Hogen:Everything changes. We we know that. You know, that's kind of a platitude. If we look at our breath changes, our thoughts change, the sensation in our body changes, the tingling of the air changes. I mean, the only thing we actually are aware of is change.
Hogen:We're not aware of, We're not aware of non change. And actually, if we look carefully, there is no opposite to impermanence. There is no such thing as permanence because everything is changing. You can't get outside of impermanence. So Thich Nhat Hanh says that, this truth is everything is only for one moment.
Hogen:Now, the nice thing about that is that moment can be cultivated. That moment can be nurtured. That moment can be watered. If we have, for example, kindness, love, appreciation, we have vow in our heart, then each moment we have the ability to turn, to cultivate in this moment certain qualities. And he has a very nice example of cultivating love.
Hogen:He says, you know, when you are attracted to somebody, there's a really a initial loving kindness, there's initial attraction of love, and that love doesn't die. It just needs watering. So no matter where we're at in our life, we can always water the seeds of our vows, the seeds of our love. And moment to moment, our life will unfold and will change and will bring exactly the things that we're watering to life. If we are watering the seeds of equanimity, regardless of how agitated we are, the more we practice equanimity, the more equanimitous we become.

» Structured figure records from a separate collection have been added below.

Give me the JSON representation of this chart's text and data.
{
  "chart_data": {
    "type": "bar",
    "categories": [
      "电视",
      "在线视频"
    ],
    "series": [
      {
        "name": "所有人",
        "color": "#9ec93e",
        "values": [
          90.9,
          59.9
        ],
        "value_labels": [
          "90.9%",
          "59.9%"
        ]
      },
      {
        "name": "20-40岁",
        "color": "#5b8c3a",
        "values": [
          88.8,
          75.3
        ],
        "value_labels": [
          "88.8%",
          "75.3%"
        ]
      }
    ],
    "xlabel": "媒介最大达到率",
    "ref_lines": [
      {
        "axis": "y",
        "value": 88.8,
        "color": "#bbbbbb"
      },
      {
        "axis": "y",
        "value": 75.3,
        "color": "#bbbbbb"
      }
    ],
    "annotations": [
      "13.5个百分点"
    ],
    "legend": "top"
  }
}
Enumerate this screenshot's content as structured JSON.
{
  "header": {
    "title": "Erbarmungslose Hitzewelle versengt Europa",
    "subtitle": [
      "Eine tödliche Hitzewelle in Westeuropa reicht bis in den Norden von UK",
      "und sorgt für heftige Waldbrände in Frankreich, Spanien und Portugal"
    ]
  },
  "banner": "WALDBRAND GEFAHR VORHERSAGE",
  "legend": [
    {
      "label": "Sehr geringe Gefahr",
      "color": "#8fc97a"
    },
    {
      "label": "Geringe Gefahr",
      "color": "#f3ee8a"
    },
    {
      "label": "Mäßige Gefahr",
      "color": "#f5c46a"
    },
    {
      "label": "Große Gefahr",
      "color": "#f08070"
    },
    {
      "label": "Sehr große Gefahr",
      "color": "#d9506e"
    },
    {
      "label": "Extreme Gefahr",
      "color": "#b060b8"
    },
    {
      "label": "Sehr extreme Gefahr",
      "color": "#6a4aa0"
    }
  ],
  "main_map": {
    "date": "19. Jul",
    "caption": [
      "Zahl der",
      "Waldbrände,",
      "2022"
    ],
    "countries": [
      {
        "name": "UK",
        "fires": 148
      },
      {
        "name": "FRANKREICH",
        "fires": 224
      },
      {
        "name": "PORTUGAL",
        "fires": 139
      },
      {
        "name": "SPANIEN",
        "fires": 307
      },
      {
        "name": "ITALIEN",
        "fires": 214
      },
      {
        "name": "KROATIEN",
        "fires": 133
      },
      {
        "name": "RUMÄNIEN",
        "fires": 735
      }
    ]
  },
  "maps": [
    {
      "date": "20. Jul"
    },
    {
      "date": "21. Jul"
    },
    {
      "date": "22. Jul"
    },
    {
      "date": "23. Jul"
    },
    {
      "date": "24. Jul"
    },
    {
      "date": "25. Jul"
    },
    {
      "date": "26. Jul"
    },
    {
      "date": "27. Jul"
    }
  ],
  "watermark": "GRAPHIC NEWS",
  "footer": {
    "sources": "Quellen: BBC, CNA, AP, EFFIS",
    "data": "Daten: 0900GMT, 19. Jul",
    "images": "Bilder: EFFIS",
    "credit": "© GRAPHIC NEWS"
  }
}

Hogen:And he says that it's the impermanence itself is what gives us this enormous creative potential. We do the the work to get unstuck. I can't do this. I can't do that. I'm like this.
Hogen:I'm like that. I'm limited here. I'm limited there. And then we use the mindfulness of of the impermanence of this moment to give expression to our vow. What is it we'd like to achieve in this life?

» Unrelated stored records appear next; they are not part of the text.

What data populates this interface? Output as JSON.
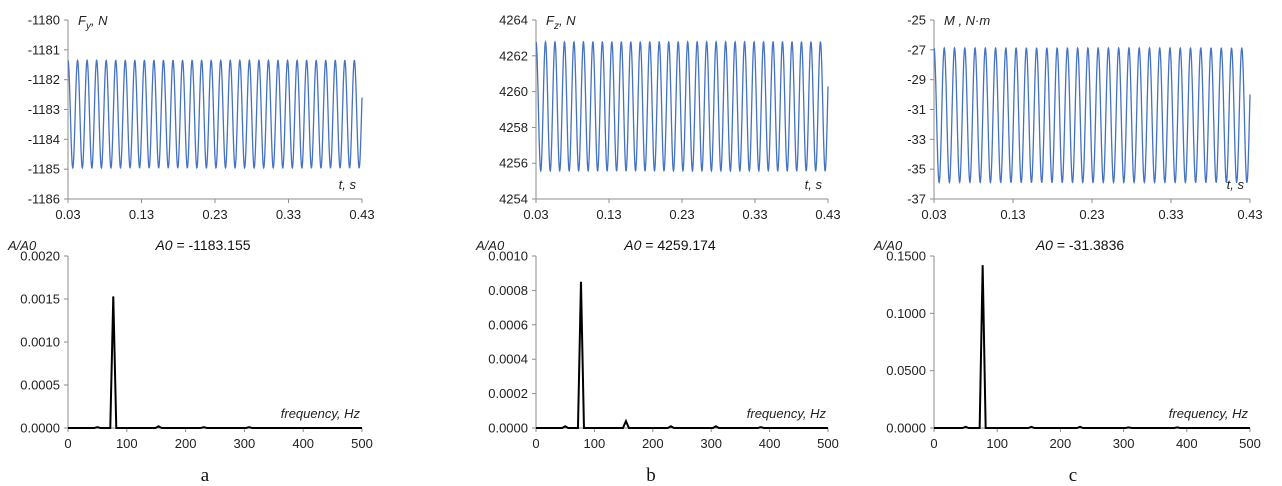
{
  "colors": {
    "time_series": "#4472c4",
    "spectrum": "#000000",
    "axis": "#8c8c8c",
    "text": "#222222"
  },
  "chart_data": [
    {
      "type": "line",
      "panel": "a",
      "ylabel": "F_y, N",
      "xlabel": "t, s",
      "xlim": [
        0.03,
        0.43
      ],
      "ylim": [
        -1186,
        -1180
      ],
      "xticks": [
        "0.03",
        "0.13",
        "0.23",
        "0.33",
        "0.43"
      ],
      "yticks": [
        "-1186",
        "-1185",
        "-1184",
        "-1183",
        "-1182",
        "-1181",
        "-1180"
      ],
      "series": [
        {
          "t_start": 0.03,
          "t_end": 0.43,
          "mean": -1183.155,
          "amplitude": 1.8,
          "frequency_hz": 77
        }
      ]
    },
    {
      "type": "line",
      "panel": "a",
      "title": "A0 = -1183.155",
      "ylabel": "A/A0",
      "xlabel": "frequency, Hz",
      "xlim": [
        0,
        500
      ],
      "ylim": [
        0,
        0.002
      ],
      "xticks": [
        "0",
        "100",
        "200",
        "300",
        "400",
        "500"
      ],
      "yticks": [
        "0.0000",
        "0.0005",
        "0.0010",
        "0.0015",
        "0.0020"
      ],
      "series": [
        {
          "x": [
            0,
            50,
            77,
            154,
            231,
            308,
            500
          ],
          "y": [
            0,
            1e-05,
            0.00153,
            2e-05,
            1e-05,
            1e-05,
            0
          ]
        }
      ]
    },
    {
      "type": "line",
      "panel": "b",
      "ylabel": "F_z, N",
      "xlabel": "t, s",
      "xlim": [
        0.03,
        0.43
      ],
      "ylim": [
        4254,
        4264
      ],
      "xticks": [
        "0.03",
        "0.13",
        "0.23",
        "0.33",
        "0.43"
      ],
      "yticks": [
        "4254",
        "4256",
        "4258",
        "4260",
        "4262",
        "4264"
      ],
      "series": [
        {
          "t_start": 0.03,
          "t_end": 0.43,
          "mean": 4259.174,
          "amplitude": 3.6,
          "frequency_hz": 77
        }
      ]
    },
    {
      "type": "line",
      "panel": "b",
      "title": "A0 = 4259.174",
      "ylabel": "A/A0",
      "xlabel": "frequency, Hz",
      "xlim": [
        0,
        500
      ],
      "ylim": [
        0,
        0.001
      ],
      "xticks": [
        "0",
        "100",
        "200",
        "300",
        "400",
        "500"
      ],
      "yticks": [
        "0.0000",
        "0.0002",
        "0.0004",
        "0.0006",
        "0.0008",
        "0.0010"
      ],
      "series": [
        {
          "x": [
            0,
            50,
            77,
            154,
            231,
            308,
            385,
            500
          ],
          "y": [
            0,
            1e-05,
            0.00085,
            4e-05,
            1e-05,
            1e-05,
            5e-06,
            0
          ]
        }
      ]
    },
    {
      "type": "line",
      "panel": "c",
      "ylabel": "M , N·m",
      "xlabel": "t, s",
      "xlim": [
        0.03,
        0.43
      ],
      "ylim": [
        -37,
        -25
      ],
      "xticks": [
        "0.03",
        "0.13",
        "0.23",
        "0.33",
        "0.43"
      ],
      "yticks": [
        "-37",
        "-35",
        "-33",
        "-31",
        "-29",
        "-27",
        "-25"
      ],
      "series": [
        {
          "t_start": 0.03,
          "t_end": 0.43,
          "mean": -31.3836,
          "amplitude": 4.5,
          "frequency_hz": 77
        }
      ]
    },
    {
      "type": "line",
      "panel": "c",
      "title": "A0 = -31.3836",
      "ylabel": "A/A0",
      "xlabel": "frequency, Hz",
      "xlim": [
        0,
        500
      ],
      "ylim": [
        0,
        0.15
      ],
      "xticks": [
        "0",
        "100",
        "200",
        "300",
        "400",
        "500"
      ],
      "yticks": [
        "0.0000",
        "0.0500",
        "0.1000",
        "0.1500"
      ],
      "series": [
        {
          "x": [
            0,
            50,
            77,
            154,
            231,
            308,
            385,
            500
          ],
          "y": [
            0,
            0.001,
            0.142,
            0.001,
            0.001,
            0.0005,
            0.0005,
            0
          ]
        }
      ]
    }
  ],
  "panel_labels": [
    "a",
    "b",
    "c"
  ]
}
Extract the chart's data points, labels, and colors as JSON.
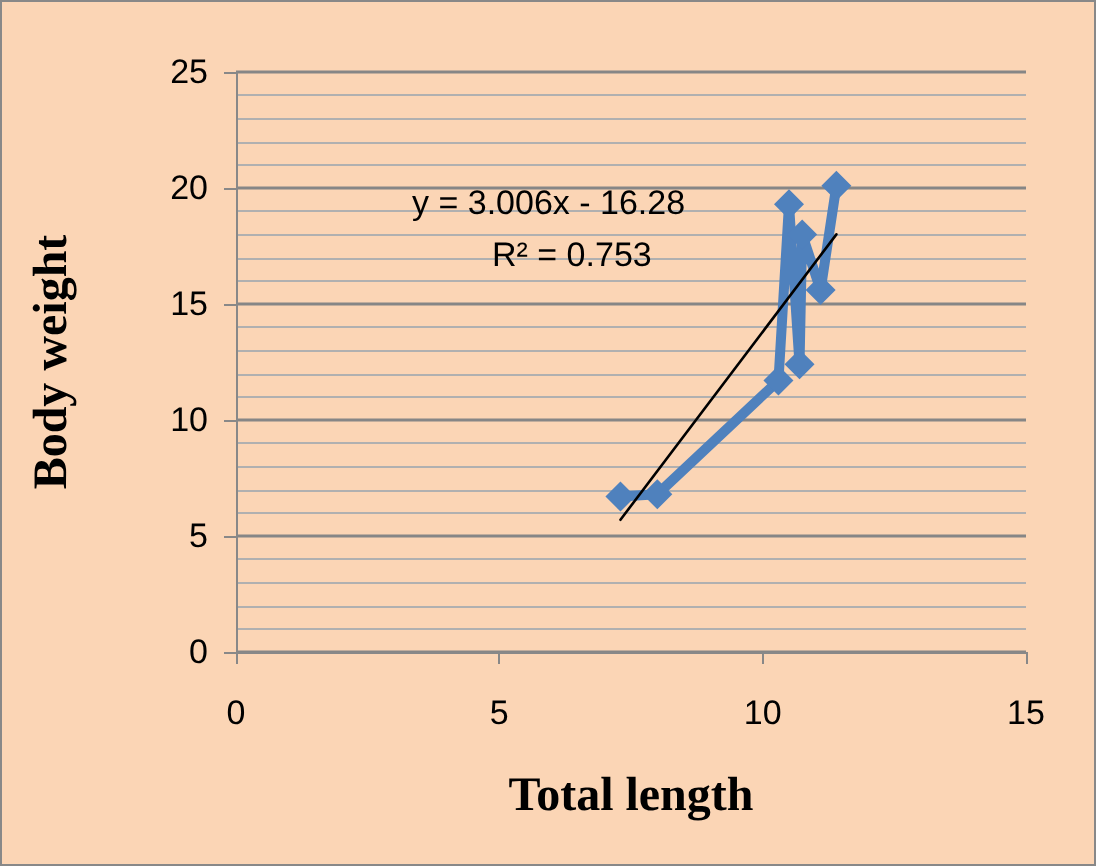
{
  "chart_data": {
    "type": "line",
    "xlabel": "Total length",
    "ylabel": "Body weight",
    "xlim": [
      0,
      15
    ],
    "xticks": [
      0,
      5,
      10,
      15
    ],
    "ylim": [
      0,
      25
    ],
    "yticks": [
      0,
      5,
      10,
      15,
      20,
      25
    ],
    "grid": "y",
    "series": [
      {
        "color": "#4f81bd",
        "marker": "diamond",
        "x": [
          7.3,
          8.0,
          10.3,
          10.5,
          10.7,
          10.75,
          11.1,
          11.4
        ],
        "values": [
          6.7,
          6.8,
          11.7,
          19.3,
          12.4,
          18.0,
          15.6,
          20.1
        ]
      },
      {
        "type": "line",
        "color": "#000000",
        "marker": "none",
        "x": [
          7.3,
          11.4
        ],
        "values": [
          5.7,
          18.0
        ]
      }
    ],
    "annotations": [
      "y = 3.006x - 16.28",
      "R² = 0.753"
    ]
  }
}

Hogen:What is it we'd like to to bring forth? What qualities do I want to cultivate, bring forth? And because things are impermanent, each thing we do, each step waters the the action, the karma that moves in that direction. So he spends time talking about how important it is that we are both get ourselves unstuck, as part of the earlier talks, unstuck, and then we discover our vow. Those of you who are going to the Jesus Association at the monastery, that's what they're gonna emphasize is what is the vow of the heart?
Hogen:What's the aspiration of the heart? And then moment to moment, we express that vow. We do our best to give, to nurture that vow, to find something genuine in that vow, to grow that vow. And gradually we become, you know, we embody the vow. We do the four Bodhisattva vows at the end of the evening.
Hogen:And the fourth of the Bodhisattva vows, I vow to become the Buddha, I vow to embody all goodness, I vow to embody my heart's aspiration. And that's all part of impermanence to do that. So, he ends his chapter with, our suffering is impermanent, that's why we can transform it. And because happiness is impermanent, that's why we have to nourish it. Nice.
Hogen:We've decided that for this fall period, we're going to pick up the chant, the Sing Sing Men, the the affirming faith in mind, A chant's in our chant book. We've many of you have been to the monastery. We chant it during retreats often. And it's a an early Zen Buddhist chant from the third ancestor in China, and it has a particular approach to the the oneness of things, the nonduality nature of things. And so we're going to use that chant as the theme for the fall period.
Hogen:We'll use it for the October session. We'll use it down here, and so we'll be giving some talks on that, perhaps interspersed with the talks of Tig Nagahan. So okay. Past, present, and future.